Tomás Correia já entregou a lista com candidatura a um quarto mandato à frente da Associação Mutualista Montepio Geral, apurou o ECO. Corrida para a liderança da instituição será feita a três.

António Tomás Correia é candidato à liderança da Associação Mutualista Montepio Geral (AMMG), tendo já procedido à entrega a sua lista para concorrer às eleições que vão ter lugar em dezembro, apurou o ECO junto da mesa da Assembleia Geral, colocando-se assim um ponto final à incerteza em redor da sua candidatura. Corrida será feita a três, com Tomás Correia a merecer a oposição de Fernando Ribeiro Mendes e de António Godinho.

Atualmente presidente do conselho de administração da AMMG, Tomás Correia concorre para um quarto mandato à frente da maior mutualista do país, com mais de 620 mil associados.

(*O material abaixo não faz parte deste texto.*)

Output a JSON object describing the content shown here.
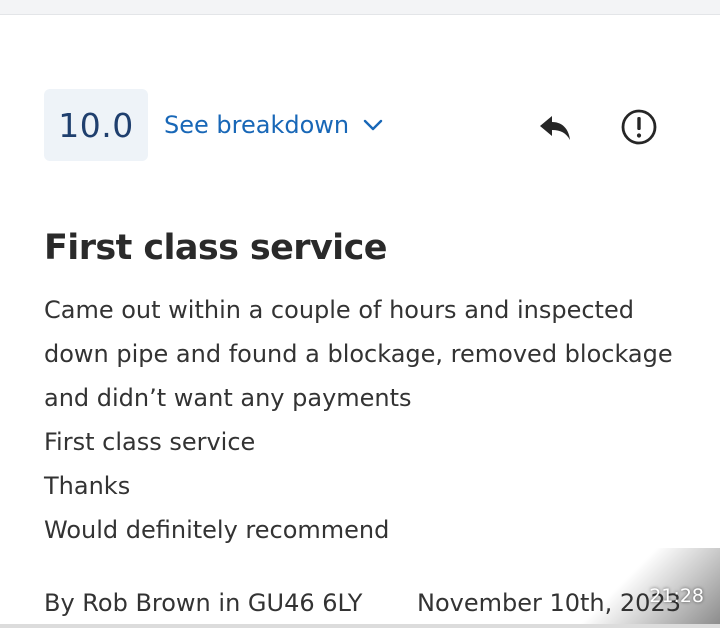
{
  "review": {
    "score": "10.0",
    "breakdown_label": "See breakdown",
    "title": "First class service",
    "body_lines": [
      "Came out within a couple of hours and inspected",
      "down pipe and found a blockage, removed blockage",
      "and didn’t want any payments",
      "First class service",
      "Thanks",
      "Would definitely recommend"
    ],
    "author_line": "By Rob  Brown in GU46 6LY",
    "date": "November 10th, 2023"
  },
  "overlay": {
    "time": "21:28"
  },
  "icons": {
    "breakdown_chevron": "chevron-down-icon",
    "reply": "reply-icon",
    "report": "report-icon"
  },
  "colors": {
    "score_bg": "#eef3f8",
    "score_text": "#1f3f6e",
    "link": "#1867b7"
  }
}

Da sua equipa que quer levar para a administração da instituição para o triénio 2019-2021 estão apontados os nomes da deputada socialista e antiga secretária de Estado da Reabilitação entre 2005-2011, Idália Serrão, de Virgílio Lima, de Carlos Beato (ambos fazem parte do atual conselho de administração da mutualista) e ainda de Luís Almeida (ex-administrador da Caixa Económica Montepio Geral, com José Félix Morgado).

A notícia da candidatura de Tomás Correia foi avançada na sexta-feira pelo Jornal Económico (acesso pago). O ECO confirmou que a lista já foi entregue junto da mesa da assembleia geral da AMMG, o órgão responsável pelo processo eleitoral que está em curso.

Entretanto, a assessoria de imprensa da candidatura de Tomás Correia adiantou em comunicado que apresentação da Lista A está agendada para o próximo dia 6 de novembro, pelas 17h30, no Teatro Capitólio (Parque Mayer). Informou ainda que a comissão de honra integra nomes como Manuela Ramalho Eanes, Jorge Coelho, Edmundo Martinho e Rui Nabeiro.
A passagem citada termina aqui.